Grubeck war am Donnerstagabend nach dem Training der Austria- Amateurmannschaft auf dem Parkplatz der Generali-Arena von einer Gruppe von vermummten Personen verprügelt und verletzt worden. Wie auch nach dieser Attacke werden nach Ausschreitungen mit Fußballbezug gebetsmühlenartig von der Politik, dem Fußball und den Medien die x-ten repressiven Maßnahmen gefordert, präventive Maßnahmen werden kaum erwähnt. Diesmal reicht die Palette von „lebenslangem Stadionverbot“ und „Entzug der Mitgliedschaft“ über „Erleichterung der Vergabe von Stadionverboten“ und „Weitergabe von Bildmaterial“ bis zur „Verdammung der proletoid-stupiden Hasser“ (© Journalist einer österreichischen Tageszeitung).
Maßnahmen wie diese zielen auf eine Verlagerung der Fußballgewalt weg vom Stadion und weg vom eigentlichen Spielgeschehen ab. Zur Erinnerung: Die Grubeck-Attacke hat drei Tage vor dem Derby stattgefunden, der Angriff von rund 30 Rechtsradikalen, darunter einigen Anhängern von der Austria Wien zugerechneten Fangruppierung „Unsterblich“, auf den Verein ATIGF spielte sich rund um das letzte Derby am 27. Oktober 2013 im EKH ab. Diese beiden Vorfälle zeigen, dass Fußballgewalt nunmehr die Gesellschaft trifft, während gewalttätige Ausschreitungen im Stadion indessen die Ausnahme bilden. Die Fußballgewalt hat auf die Gesellschaft übergegriffen, das Problem können die Vereine alleine schon lange nicht mehr bewältigen. Gefragt wären ein breiter Schulterschluss des Fußballs und der Politik und ein ganzheitlicher Ansatz.
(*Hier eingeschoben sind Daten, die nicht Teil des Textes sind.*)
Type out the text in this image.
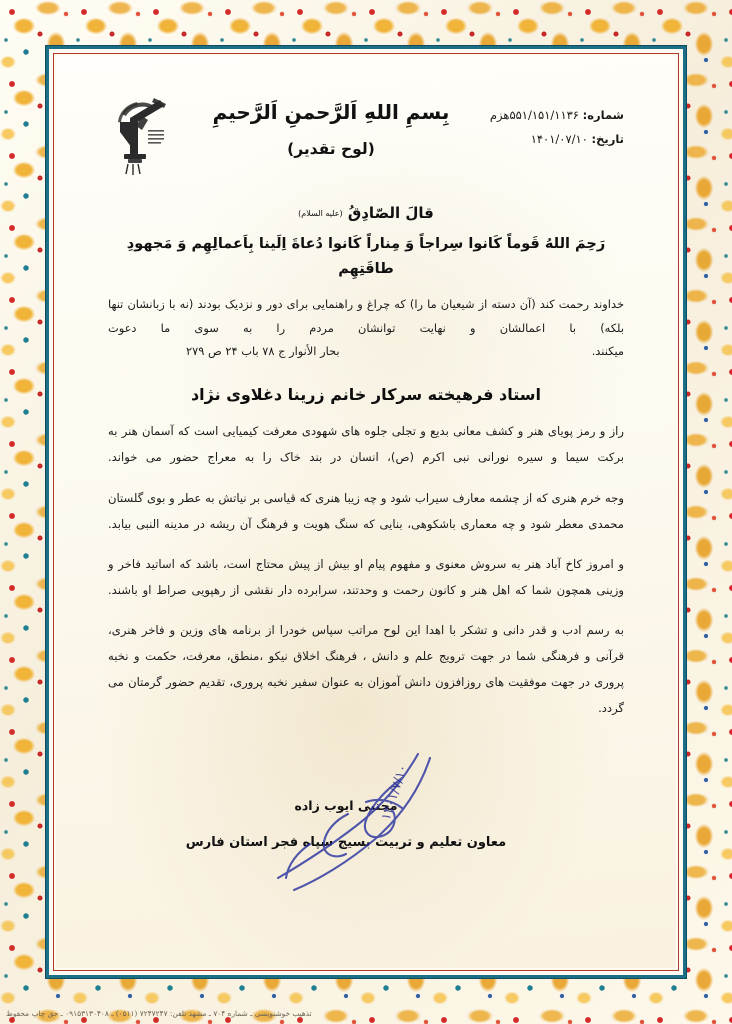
شماره: ۵۵۱/۱۵۱/۱۱۳۶هزم
تاریخ: ۱۴۰۱/۰۷/۱۰
بِسمِ اللهِ اَلرَّحمنِ اَلرَّحیمِ
(لوح تقدیر)
قالَ الصّادِقُ (علیه السلام)
رَحِمَ اللهُ قَوماً کَانوا سِراجاً وَ مِناراً کَانوا دُعاةَ اِلَینا بِاَعمالِهِم وَ مَجهودِ طاقَتِهِم
خداوند رحمت کند (آن دسته از شیعیان ما را) که چراغ و راهنمایی برای دور و نزدیک بودند (نه با زبانشان تنها بلکه) با اعمالشان و نهایت توانشان مردم را به سوی ما دعوت
میکنند.
بحار الأنوار ج ۷۸ باب ۲۴ ص ۲۷۹
استاد فرهیخته سرکار خانم زرینا دغلاوی نژاد
راز و رمز پویای هنر و کشف معانی بدیع و تجلی جلوه های شهودی معرفت کیمیایی است که آسمان هنر به برکت سیما و سیره نورانی نبی اکرم (ص)، انسان در بند خاک را به معراج حضور می خواند.
وجه خرم هنری که از چشمه معارف سیراب شود و چه زیبا هنری که قیاسی بر نیاتش به عطر و بوی گلستان محمدی معطر شود و چه معماری باشکوهی، بنایی که سنگ هویت و فرهنگ آن ریشه در مدینه النبی بیابد.
و امروز کاخ آباد هنر به سروش معنوی و مفهوم پیام او بیش از پیش محتاج است، باشد که اساتید فاخر و وزینی همچون شما که اهل هنر و کانون رحمت و وحدتند، سرابرده دار نقشی از رهپویی صراط او باشند.
به رسم ادب و قدر دانی و تشکر با اهدا این لوح مراتب سپاس خودرا از برنامه های وزین و فاخر هنری، قرآنی و فرهنگی شما در جهت ترویج علم و دانش ، فرهنگ اخلاق نیکو ،منطق، معرفت، حکمت و نخبه پروری در جهت موفقیت های روزافزون دانش آموزان به عنوان سفیر نخبه پروری، تقدیم حضور گرمتان می گردد.
مجتبی ایوب زاده
معاون تعلیم و تربیت بسیج سپاه فجر استان فارس
۱۴۰۱/۷/۱۰
تذهیب خوشنویسی ـ شماره ۷۰۴ ـ مشهد تلفن: ۷۲۴۷۲۴۷ (۰۵۱۱) ـ ۰۹۱۵۳۱۳۰۴۰۸ ـ حق چاپ محفوظ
Klar ist, neben dem Ansatz der Repression und Verboten fehlt ein alternativer Ansatz, der mit Fans präventiv und im Dialog arbeitet. Zwar wird keiner dieser beiden Ansätze ausschließen können, dass es weiterhin Vorfälle und Ausschreitungen von Fans geben kann, ein ganzheitlicher, professioneller und nachhaltiger Lösungsansatz, wie mit der größten Jugend- und Subkultur Österreichs und den damit resultierenden Problemen wie Diskriminierung und Gewalt umgegangen werden soll, ist in Österreich aber (noch) nicht vorhanden. In Österreich werden Fußballfans weiterhin als reines Sicherheitsproblem gesehen, sozialpräventive Fanarbeit findet bei keinem einzigen Verein in Österreich statt. In Deutschland gibt es seit über 30 Jahren sozial- und gewaltpräventive Fanarbeit: in über 50 Fanprojekten arbeiten speziell ausgebildete Sozialarbeiter_innen tagtäglich mit den „guten“ und den „bösen“ Fans im professionellen Rahmen in eigens für die Fanszenen adaptierten Räumlichkeiten. Auch die Schweiz setzt auf einen zeitgemäßen und professionellen Umgang mit Fußballfans: dort gibt es seit 15 Jahren sozialpräventive Fanarbeit mit bereits acht professionell geführten Projekten. Die Grundlagen für die Fanarbeit in der Schweiz und Deutschland bilden Rahmenkonzepte, eigens dafür eingerichtete Koordinationsstellen sind für die Umsetzung der Konzepte zuständig.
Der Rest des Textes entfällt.